2020 Market Forecast: Cloudy Skies with a Chance of Clearing

Bruce Rayner

2018 was one of the best years in recent memory for the global electronics industry in general and the distribution sector in particular. While most electronics companies anticipated 2019 to be a challenging “correction” year following the overexuberance, the expectation by many is that 2020 will see a return to growth and some degree of normalcy.

However, there are indications that challenging times may persist well into the new year. Chief among them is a definitive
end to the U.S.-China trade war. A 30,000-foot view of the global economic outlook provides context for what kind of business environment the electronics sector may be facing in 2020.

Recently, both the International Monetary Fund (IMF) and the Organization of Economic Cooperation and Development (OECD) have downgraded global GDP growth due in large part to the impact of the U.S.-China trade war. About 90% of the world’s economies grew more slowly in 2019 than in 2018, according to the IMF. As a result, the organization downgraded projected global GDP growth for 2019 to 3%, which will be the weakest this decade. Europe is particularly vulnerable.

In October, the IMF revised its 2020 global growth rate down to 3.4% from 3.5% due in large part to continuing trade tensions between China and the U.S. Still, growth in 2020 is an improvement on 2019, thanks in large part to economic growth in emerging economies such as Brazil and India.
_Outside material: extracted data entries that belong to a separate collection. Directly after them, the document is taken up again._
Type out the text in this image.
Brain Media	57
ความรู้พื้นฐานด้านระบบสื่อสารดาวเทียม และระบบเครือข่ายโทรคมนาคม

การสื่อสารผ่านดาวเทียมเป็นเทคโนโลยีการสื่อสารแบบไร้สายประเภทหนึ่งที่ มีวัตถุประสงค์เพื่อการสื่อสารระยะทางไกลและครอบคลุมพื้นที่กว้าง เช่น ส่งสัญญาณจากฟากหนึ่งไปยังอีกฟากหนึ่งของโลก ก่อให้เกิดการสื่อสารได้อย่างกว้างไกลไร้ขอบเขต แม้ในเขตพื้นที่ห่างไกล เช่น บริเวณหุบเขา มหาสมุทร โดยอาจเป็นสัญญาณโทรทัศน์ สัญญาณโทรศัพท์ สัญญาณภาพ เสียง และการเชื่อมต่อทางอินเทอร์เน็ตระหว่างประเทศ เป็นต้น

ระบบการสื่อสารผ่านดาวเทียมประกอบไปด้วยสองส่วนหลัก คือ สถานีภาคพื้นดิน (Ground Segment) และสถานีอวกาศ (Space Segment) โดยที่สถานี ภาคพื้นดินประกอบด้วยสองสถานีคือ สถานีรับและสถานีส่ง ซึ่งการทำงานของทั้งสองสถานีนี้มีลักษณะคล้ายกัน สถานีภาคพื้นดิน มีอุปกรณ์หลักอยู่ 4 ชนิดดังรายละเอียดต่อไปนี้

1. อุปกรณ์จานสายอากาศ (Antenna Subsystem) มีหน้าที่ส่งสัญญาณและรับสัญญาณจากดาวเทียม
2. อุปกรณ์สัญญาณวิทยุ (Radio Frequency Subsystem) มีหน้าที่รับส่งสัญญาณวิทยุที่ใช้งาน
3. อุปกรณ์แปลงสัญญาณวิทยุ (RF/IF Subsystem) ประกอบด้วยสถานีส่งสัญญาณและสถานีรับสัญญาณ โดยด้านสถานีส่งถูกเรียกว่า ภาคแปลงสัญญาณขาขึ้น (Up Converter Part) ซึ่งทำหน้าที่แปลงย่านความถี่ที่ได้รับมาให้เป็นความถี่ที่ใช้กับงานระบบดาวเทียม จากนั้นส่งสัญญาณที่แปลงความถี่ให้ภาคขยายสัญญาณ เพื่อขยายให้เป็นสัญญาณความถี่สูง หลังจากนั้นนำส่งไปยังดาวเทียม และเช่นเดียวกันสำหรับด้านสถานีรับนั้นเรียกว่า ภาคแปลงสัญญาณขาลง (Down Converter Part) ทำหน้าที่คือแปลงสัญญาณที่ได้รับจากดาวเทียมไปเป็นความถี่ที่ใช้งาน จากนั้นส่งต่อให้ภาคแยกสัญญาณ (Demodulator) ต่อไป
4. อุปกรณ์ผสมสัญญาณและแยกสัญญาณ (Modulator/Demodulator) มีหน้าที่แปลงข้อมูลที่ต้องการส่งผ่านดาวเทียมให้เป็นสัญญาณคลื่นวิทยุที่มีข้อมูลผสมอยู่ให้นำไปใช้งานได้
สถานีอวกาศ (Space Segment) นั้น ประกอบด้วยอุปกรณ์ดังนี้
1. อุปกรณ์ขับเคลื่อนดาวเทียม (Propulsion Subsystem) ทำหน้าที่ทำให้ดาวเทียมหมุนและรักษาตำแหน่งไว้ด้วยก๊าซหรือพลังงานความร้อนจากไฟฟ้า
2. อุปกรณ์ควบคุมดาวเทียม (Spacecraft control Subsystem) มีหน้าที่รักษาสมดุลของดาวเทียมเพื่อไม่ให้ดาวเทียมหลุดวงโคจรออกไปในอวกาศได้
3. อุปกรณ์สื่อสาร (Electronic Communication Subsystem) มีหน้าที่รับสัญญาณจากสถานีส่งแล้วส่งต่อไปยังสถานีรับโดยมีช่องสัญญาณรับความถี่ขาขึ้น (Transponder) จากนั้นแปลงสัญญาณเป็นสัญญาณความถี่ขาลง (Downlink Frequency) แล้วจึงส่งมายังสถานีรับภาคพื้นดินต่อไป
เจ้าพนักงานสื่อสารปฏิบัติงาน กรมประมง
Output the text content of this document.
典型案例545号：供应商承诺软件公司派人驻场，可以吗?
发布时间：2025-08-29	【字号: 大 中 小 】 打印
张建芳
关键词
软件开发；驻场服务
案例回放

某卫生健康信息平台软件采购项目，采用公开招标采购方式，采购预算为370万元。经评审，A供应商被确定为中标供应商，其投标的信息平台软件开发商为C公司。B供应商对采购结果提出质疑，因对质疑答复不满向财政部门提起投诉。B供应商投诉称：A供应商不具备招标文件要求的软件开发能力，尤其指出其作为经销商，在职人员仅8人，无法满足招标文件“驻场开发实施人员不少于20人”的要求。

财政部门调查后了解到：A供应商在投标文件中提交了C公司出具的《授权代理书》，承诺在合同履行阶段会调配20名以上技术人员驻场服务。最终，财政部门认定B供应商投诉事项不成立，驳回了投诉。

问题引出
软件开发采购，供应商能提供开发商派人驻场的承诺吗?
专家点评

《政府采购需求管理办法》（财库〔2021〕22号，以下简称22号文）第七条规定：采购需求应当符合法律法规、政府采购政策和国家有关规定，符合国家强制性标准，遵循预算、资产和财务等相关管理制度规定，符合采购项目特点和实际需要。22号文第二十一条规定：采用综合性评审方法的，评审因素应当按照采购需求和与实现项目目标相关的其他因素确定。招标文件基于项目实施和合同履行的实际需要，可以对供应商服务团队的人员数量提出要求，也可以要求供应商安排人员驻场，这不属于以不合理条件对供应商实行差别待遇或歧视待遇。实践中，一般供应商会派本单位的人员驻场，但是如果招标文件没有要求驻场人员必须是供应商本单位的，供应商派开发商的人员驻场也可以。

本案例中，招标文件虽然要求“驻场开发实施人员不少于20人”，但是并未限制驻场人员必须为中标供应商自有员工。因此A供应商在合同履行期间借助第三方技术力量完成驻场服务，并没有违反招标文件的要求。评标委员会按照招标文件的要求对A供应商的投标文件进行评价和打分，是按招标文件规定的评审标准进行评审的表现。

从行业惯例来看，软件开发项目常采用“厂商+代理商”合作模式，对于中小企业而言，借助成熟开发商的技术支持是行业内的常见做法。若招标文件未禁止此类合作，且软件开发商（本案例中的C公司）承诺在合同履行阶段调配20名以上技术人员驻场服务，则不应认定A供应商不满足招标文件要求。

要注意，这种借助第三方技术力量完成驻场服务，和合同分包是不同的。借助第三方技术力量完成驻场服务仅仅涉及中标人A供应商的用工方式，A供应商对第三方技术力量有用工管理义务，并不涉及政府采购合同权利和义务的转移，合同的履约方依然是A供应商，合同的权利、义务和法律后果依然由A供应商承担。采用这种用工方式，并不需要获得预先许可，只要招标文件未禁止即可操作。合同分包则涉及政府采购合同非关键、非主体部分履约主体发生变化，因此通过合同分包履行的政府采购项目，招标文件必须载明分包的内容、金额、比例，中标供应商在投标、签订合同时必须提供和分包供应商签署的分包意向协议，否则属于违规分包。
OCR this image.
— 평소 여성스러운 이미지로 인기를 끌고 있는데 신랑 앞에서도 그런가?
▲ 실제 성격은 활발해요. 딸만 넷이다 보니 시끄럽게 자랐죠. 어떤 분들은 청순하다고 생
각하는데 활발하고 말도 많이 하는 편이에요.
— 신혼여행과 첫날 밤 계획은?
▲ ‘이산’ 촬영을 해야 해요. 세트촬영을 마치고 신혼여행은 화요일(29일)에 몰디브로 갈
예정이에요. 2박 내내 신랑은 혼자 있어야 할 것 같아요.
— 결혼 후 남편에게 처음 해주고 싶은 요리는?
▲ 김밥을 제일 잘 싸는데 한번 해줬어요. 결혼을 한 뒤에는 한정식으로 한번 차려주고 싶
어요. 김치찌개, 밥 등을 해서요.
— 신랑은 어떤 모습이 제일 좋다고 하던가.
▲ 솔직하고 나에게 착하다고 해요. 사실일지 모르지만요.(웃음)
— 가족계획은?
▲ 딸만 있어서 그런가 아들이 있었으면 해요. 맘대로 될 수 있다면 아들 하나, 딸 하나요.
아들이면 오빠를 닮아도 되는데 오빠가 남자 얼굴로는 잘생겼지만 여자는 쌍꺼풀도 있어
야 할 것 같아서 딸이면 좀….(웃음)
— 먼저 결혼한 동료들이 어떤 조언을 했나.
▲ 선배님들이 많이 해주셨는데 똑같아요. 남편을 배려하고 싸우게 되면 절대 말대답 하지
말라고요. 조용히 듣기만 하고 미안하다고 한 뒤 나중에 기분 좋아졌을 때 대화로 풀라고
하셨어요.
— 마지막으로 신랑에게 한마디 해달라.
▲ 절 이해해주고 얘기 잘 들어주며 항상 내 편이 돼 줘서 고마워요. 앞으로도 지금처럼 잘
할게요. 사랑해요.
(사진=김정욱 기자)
The OECD is a bit less optimistic. It projects global GDP growth to remain at a decade-low rate of 2.9% for both 2019 and 2020, with only a modest increase in 2021 in global GDP growth to 3.0%. Like the IMF, OECD points to trade tensions but also calls out China’s slowing economy, climate change, and the devolution of the multilateral order that has dominated the global economy since the breakup of the USSR nearly 30 years ago.

These are structural issues that create a new and troubling kind of uncertainty for manufacturers and their supply chain partners and which cannot be rectified by traditional national fiscal and monetary policy. Indeed, monetary policy is reaching a limit as central banks are pushing interest rates down to zero. And in September, the European Central Bank pushed its benchmark interest rate to negative 0.5% in an effort to stimulate economic growth.

In a September survey report, McKinsey & Co reported that 74% of more than 1,300 business respondents from around the world said global economic conditions are worse now than six months ago, which is the highest percentage since McKinsey began asking the question in 2012. A full two-thirds of survey respondents expect conditions to worsen over the next six months, and about half predict the level of trade will decline over the next 12 months.

A significant contributor to the pessimistic outlook has been the trade war between the US and China. To date, the U.S. has imposed tariffs on $360 billion of Chinese goods, which is more than 50% of China’s total exports to the U.S.

But there has been some positive news from both the US and China that indicates a resolution to the trade war may be in the works. On December 12, the US announced it had reached an agreement in principle with China on phase one of a deal that would set the stage for negotiations on tariff reductions. Then, on December 23, China responded that as of January 1, it would cut import tariffs for frozen pork, pharmaceuticals and some high-tech components.

The announcement included tariff cuts for 23 other countries including Australia and South Korea. China also announced additional tariffs reductions on some information technology products and services starting in July 2020. As part of the trade deal, the U.S. has canceled planned tariffs on $156 billion of Chinese imports that included consumer electronics, and cut in half the tariff rate on $120 billion of goods on the round of tariffs imposed in September. Importantly, the 25% tariffs imposed by the US would remain on roughly $250 billion in Chinese goods, including electronics.